Italy’s debt this year will exceed its previous record as a result of World War I, causing the debilitating cost of the coronavirus epidemic to the third largest economy of the copper region. euro.
The new loan that counts 159.8% of the gross domestic product given in the fiscal outlook was approved by Prime Minister Mario Draghi’s cabinet on Thursday. This exceeds the probable all-time high of 159.5% achieved in 1920, just before the era of Benito Mussolini’s fascist dictatorship.
The economic update also confirmed a forecast of 4.1% lower growth this year, with a target of 4.5% after the stimulus and other measures are included, according to a government official. It forecasts a budget deficit of 11.8%, increasing borrowing by billions of euros to protect people and businesses from the catastrophe of the pandemic.

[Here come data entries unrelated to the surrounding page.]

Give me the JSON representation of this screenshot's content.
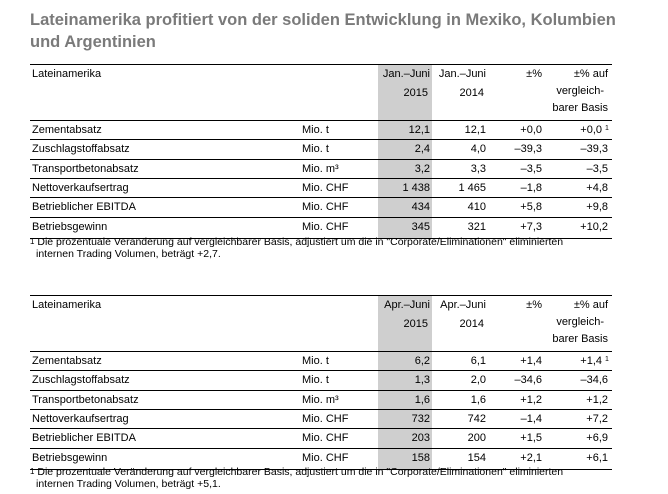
{
  "title": "Lateinamerika profitiert von der soliden Entwicklung in Mexiko, Kolumbien und Argentinien",
  "tables": [
    {
      "section_label": "Lateinamerika",
      "col_period_1": "Jan.–Juni",
      "col_period_2": "Jan.–Juni",
      "col_year_1": "2015",
      "col_year_2": "2014",
      "col_change": "±%",
      "col_lfl_1": "±% auf",
      "col_lfl_2": "vergleich-",
      "col_lfl_3": "barer Basis",
      "rows": [
        {
          "label": "Zementabsatz",
          "unit": "Mio. t",
          "v1": "12,1",
          "v2": "12,1",
          "chg": "+0,0",
          "lfl": "+0,0",
          "fn": "1"
        },
        {
          "label": "Zuschlagstoffabsatz",
          "unit": "Mio. t",
          "v1": "2,4",
          "v2": "4,0",
          "chg": "–39,3",
          "lfl": "–39,3",
          "fn": ""
        },
        {
          "label": "Transportbetonabsatz",
          "unit": "Mio. m³",
          "v1": "3,2",
          "v2": "3,3",
          "chg": "–3,5",
          "lfl": "–3,5",
          "fn": ""
        },
        {
          "label": "Nettoverkaufsertrag",
          "unit": "Mio. CHF",
          "v1": "1 438",
          "v2": "1 465",
          "chg": "–1,8",
          "lfl": "+4,8",
          "fn": ""
        },
        {
          "label": "Betrieblicher EBITDA",
          "unit": "Mio. CHF",
          "v1": "434",
          "v2": "410",
          "chg": "+5,8",
          "lfl": "+9,8",
          "fn": ""
        },
        {
          "label": "Betriebsgewinn",
          "unit": "Mio. CHF",
          "v1": "345",
          "v2": "321",
          "chg": "+7,3",
          "lfl": "+10,2",
          "fn": ""
        }
      ],
      "footnote_mark": "1",
      "footnote_line1": "Die prozentuale Veränderung auf vergleichbarer Basis, adjustiert um die in \"Corporate/Eliminationen\" eliminierten",
      "footnote_line2": "internen Trading Volumen, beträgt +2,7."
    },
    {
      "section_label": "Lateinamerika",
      "col_period_1": "Apr.–Juni",
      "col_period_2": "Apr.–Juni",
      "col_year_1": "2015",
      "col_year_2": "2014",
      "col_change": "±%",
      "col_lfl_1": "±% auf",
      "col_lfl_2": "vergleich-",
      "col_lfl_3": "barer Basis",
      "rows": [
        {
          "label": "Zementabsatz",
          "unit": "Mio. t",
          "v1": "6,2",
          "v2": "6,1",
          "chg": "+1,4",
          "lfl": "+1,4",
          "fn": "1"
        },
        {
          "label": "Zuschlagstoffabsatz",
          "unit": "Mio. t",
          "v1": "1,3",
          "v2": "2,0",
          "chg": "–34,6",
          "lfl": "–34,6",
          "fn": ""
        },
        {
          "label": "Transportbetonabsatz",
          "unit": "Mio. m³",
          "v1": "1,6",
          "v2": "1,6",
          "chg": "+1,2",
          "lfl": "+1,2",
          "fn": ""
        },
        {
          "label": "Nettoverkaufsertrag",
          "unit": "Mio. CHF",
          "v1": "732",
          "v2": "742",
          "chg": "–1,4",
          "lfl": "+7,2",
          "fn": ""
        },
        {
          "label": "Betrieblicher EBITDA",
          "unit": "Mio. CHF",
          "v1": "203",
          "v2": "200",
          "chg": "+1,5",
          "lfl": "+6,9",
          "fn": ""
        },
        {
          "label": "Betriebsgewinn",
          "unit": "Mio. CHF",
          "v1": "158",
          "v2": "154",
          "chg": "+2,1",
          "lfl": "+6,1",
          "fn": ""
        }
      ],
      "footnote_mark": "1",
      "footnote_line1": "Die prozentuale Veränderung auf vergleichbarer Basis, adjustiert um die in \"Corporate/Eliminationen\" eliminierten",
      "footnote_line2": "internen Trading Volumen, beträgt +5,1."
    }
  ]
}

These numbers represent the first full set of economic forecasts compiled since Draghi led the response to the Italian coronavirus, which killed more than 115,000 people and led to the incidents. The shutdown has cut off key industries like tourism. The government has agreed to borrow 40 billion euros ($ 48 billion) for the new stimulus measures, pushing the country’s overall pandemic spending to more than 170 billion euros.

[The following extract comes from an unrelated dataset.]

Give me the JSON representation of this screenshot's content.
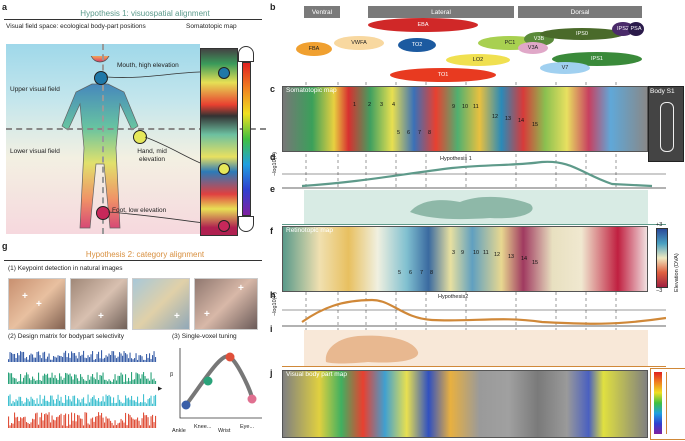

Currently, Italy’s spending is backed by the European Central Bank, which is buying government bonds to keep cross-country spreads under control and make pandemic debt less expensive. significantly less.
With austerity being pushed down to a level that allows the government to focus on rebuilding the economy, the growth recovery spurred by national stimulus measures and the European Union will assist. Italian finances, starting next year.